Smartfon jako narzędzie w walce z otyłością? Aplikacje AI, które na podstawie zdjęć jedzenia obliczają kalorie, zyskują na popularności
Michał Duszczyk
Cal AI to aplikacja, która w niespodziewany sposób zyskała ogromną popularność w krótkim czasie. To proste narzędzie, opracowane przez Zach Yadegari i Henry Langmack, służy do obliczania kalorii. Fenomen aplikacji rozwinął się w sposób całkowicie wirusowy – Cal AI została pobrana ponad 5 milionów razy. Wprowadzona na rynek niecały rok temu aplikacja chwali się tym, że tylko w ostatnim miesiącu wygenerowała ponad 2 miliony dolarów przychodu. Co przyczyniło się do jej sukcesu (potwierdzają to pozytywne recenzje w Apple App Store i Google Play, gdzie średnia ocena wynosi 4,8 gwiazdki, oraz dziesiątki tysięcy opinii)?
Jak funkcjonuje Cal AI?
Idea jest prosta: zrób zdjęcie jedzenia, które zamierzasz zjeść, a AI przetworzy obraz i obliczy zarówno kalorie, jak i makroskładniki. Pomysł nie jest nowością. Podobnie działa MyFitnessPal (funkcja Meal Scan) czy SnapCalorie (projekt twórcy Google Lens). Niemniej jednak Cal AI zdobyła uznanie. System stworzony przez młodych twórców opiera się na modelach Anthropic i OpenAI. Yadegari wyjaśnił ostatnio, że różne modele AI mogą lepiej radzić sobie z różnorodnymi produktami spożywczymi.

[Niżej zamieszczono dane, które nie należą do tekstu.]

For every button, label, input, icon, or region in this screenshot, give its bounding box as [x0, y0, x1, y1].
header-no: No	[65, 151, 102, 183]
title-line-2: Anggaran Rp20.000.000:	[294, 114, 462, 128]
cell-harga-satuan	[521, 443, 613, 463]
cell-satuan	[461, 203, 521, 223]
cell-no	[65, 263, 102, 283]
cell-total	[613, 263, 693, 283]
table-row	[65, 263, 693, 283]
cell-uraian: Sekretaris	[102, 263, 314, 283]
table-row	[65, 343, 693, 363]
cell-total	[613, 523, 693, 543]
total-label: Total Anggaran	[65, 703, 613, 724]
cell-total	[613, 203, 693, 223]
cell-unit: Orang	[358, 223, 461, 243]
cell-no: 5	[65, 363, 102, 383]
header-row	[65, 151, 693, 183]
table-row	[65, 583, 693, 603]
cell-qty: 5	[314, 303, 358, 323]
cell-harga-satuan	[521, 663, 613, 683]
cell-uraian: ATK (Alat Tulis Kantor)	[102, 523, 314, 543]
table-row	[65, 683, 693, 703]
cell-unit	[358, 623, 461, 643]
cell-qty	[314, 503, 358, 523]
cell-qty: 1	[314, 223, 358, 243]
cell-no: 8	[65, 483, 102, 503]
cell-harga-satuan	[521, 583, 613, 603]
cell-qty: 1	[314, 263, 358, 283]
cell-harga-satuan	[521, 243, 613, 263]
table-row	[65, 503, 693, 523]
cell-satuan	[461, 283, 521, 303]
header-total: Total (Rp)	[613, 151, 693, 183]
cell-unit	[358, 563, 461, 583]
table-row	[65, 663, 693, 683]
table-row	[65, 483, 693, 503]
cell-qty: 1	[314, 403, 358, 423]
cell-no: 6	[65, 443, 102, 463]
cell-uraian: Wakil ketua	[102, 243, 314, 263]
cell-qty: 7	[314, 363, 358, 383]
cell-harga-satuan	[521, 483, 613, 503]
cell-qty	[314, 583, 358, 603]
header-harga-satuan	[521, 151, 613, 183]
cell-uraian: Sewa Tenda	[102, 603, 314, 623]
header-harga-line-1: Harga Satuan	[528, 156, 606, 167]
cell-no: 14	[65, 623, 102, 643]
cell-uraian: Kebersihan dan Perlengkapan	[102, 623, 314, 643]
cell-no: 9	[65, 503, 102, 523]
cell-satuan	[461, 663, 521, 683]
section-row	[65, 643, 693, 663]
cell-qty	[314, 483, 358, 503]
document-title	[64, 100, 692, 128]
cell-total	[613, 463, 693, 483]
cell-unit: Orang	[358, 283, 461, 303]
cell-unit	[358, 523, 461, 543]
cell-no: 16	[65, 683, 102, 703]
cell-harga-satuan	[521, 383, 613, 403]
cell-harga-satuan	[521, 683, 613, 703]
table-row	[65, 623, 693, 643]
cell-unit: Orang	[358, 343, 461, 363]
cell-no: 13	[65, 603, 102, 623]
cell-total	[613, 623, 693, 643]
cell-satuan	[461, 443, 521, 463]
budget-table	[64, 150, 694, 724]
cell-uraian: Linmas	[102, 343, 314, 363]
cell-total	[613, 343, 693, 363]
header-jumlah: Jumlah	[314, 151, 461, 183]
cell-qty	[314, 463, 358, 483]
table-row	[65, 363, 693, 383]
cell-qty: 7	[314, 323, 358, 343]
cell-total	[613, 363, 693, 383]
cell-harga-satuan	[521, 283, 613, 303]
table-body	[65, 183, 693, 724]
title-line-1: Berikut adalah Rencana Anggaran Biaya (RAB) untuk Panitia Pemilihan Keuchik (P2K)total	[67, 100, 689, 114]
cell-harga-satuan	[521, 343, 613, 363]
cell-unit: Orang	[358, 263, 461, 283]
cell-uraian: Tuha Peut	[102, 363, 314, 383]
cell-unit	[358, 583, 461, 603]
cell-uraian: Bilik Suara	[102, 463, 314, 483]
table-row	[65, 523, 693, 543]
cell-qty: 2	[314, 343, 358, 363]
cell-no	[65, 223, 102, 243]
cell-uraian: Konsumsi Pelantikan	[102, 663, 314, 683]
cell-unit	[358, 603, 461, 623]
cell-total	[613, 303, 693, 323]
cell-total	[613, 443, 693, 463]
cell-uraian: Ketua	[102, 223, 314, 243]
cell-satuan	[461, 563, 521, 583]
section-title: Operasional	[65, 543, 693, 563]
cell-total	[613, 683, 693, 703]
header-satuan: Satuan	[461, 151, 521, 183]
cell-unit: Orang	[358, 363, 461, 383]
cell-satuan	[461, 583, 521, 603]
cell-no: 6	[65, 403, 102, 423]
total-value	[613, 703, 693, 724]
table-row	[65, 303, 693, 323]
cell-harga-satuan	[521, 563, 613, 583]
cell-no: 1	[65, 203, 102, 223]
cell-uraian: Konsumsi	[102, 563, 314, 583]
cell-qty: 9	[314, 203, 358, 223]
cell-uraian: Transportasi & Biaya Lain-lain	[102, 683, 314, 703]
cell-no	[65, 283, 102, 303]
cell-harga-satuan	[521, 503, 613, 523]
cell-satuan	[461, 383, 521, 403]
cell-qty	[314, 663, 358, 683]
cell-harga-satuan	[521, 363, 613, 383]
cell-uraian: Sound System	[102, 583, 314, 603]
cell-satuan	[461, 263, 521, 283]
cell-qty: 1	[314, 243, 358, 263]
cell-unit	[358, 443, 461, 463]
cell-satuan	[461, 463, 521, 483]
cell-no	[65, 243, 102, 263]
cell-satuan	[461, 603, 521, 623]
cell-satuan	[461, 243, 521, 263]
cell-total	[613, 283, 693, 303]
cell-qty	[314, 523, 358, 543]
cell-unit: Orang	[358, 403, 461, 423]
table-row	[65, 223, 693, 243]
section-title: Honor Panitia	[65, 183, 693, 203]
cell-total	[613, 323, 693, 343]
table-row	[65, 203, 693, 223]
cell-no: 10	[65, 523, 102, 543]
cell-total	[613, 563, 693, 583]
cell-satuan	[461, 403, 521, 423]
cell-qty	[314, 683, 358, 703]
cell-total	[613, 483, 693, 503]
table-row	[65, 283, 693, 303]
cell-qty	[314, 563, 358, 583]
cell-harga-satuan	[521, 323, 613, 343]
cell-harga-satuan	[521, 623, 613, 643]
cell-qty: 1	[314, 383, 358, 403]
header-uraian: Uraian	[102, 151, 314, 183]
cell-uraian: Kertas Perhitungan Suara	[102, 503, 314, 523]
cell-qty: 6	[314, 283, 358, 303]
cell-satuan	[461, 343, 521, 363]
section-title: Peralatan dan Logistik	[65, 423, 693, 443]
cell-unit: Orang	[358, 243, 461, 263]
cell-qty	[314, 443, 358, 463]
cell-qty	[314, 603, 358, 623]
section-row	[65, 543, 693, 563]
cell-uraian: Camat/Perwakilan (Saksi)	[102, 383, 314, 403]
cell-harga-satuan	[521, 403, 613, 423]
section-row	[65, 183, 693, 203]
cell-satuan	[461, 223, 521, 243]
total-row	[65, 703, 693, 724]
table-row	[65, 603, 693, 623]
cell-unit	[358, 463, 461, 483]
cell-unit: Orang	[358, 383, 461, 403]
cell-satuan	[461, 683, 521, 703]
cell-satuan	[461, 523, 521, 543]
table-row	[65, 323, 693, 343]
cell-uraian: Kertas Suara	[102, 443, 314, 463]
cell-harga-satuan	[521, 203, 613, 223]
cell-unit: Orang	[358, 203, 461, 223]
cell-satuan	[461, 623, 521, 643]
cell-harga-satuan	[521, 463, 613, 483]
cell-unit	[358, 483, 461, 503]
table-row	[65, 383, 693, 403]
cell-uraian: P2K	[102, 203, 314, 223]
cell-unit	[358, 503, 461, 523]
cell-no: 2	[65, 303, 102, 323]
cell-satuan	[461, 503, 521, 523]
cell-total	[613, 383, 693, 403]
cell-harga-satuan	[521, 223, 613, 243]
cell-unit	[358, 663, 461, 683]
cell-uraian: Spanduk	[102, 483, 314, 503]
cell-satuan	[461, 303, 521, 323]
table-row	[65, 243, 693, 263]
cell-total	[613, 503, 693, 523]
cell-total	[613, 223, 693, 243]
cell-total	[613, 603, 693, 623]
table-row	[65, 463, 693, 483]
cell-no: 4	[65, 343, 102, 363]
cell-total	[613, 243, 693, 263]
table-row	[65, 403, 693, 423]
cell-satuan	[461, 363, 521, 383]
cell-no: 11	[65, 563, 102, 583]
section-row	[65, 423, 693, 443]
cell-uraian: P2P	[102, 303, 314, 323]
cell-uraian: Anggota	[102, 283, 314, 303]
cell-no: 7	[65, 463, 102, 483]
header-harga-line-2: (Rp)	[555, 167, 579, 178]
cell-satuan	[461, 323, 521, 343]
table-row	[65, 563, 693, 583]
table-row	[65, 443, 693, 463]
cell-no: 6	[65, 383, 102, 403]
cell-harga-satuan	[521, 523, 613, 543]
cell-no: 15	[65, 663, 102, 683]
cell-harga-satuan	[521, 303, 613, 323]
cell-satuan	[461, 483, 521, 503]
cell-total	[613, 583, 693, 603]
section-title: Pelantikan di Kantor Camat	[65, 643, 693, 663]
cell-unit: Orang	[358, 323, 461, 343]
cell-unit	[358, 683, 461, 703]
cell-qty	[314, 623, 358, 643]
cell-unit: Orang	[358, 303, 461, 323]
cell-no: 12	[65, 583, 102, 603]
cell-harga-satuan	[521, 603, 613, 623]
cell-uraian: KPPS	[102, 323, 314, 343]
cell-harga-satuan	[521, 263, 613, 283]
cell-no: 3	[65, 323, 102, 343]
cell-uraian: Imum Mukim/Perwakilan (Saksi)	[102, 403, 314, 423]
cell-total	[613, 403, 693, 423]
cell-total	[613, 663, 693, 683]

Czy Fitatu podąży śladem Cal AI? To polska aplikacja z ponad 1,5 miliona aktywnych użytkowników, która również umożliwia oszacowanie wartości kalorycznej posiłku na podstawie zdjęcia. Jak podkreśla Wojciech Wrzaskała, prezes firmy odpowiedzialnej za to innowacyjne rozwiązanie, zaawansowany algorytm błyskawicznie identyfikuje składniki dania i oblicza jego wartość odżywczą, eliminując czasochłonny proces ważenia oraz ręcznego wprowadzania danych. Według niego to przełom dla tych, którzy dotąd musieli rezygnować z utrzymywania zdrowych nawyków żywieniowych poza domem.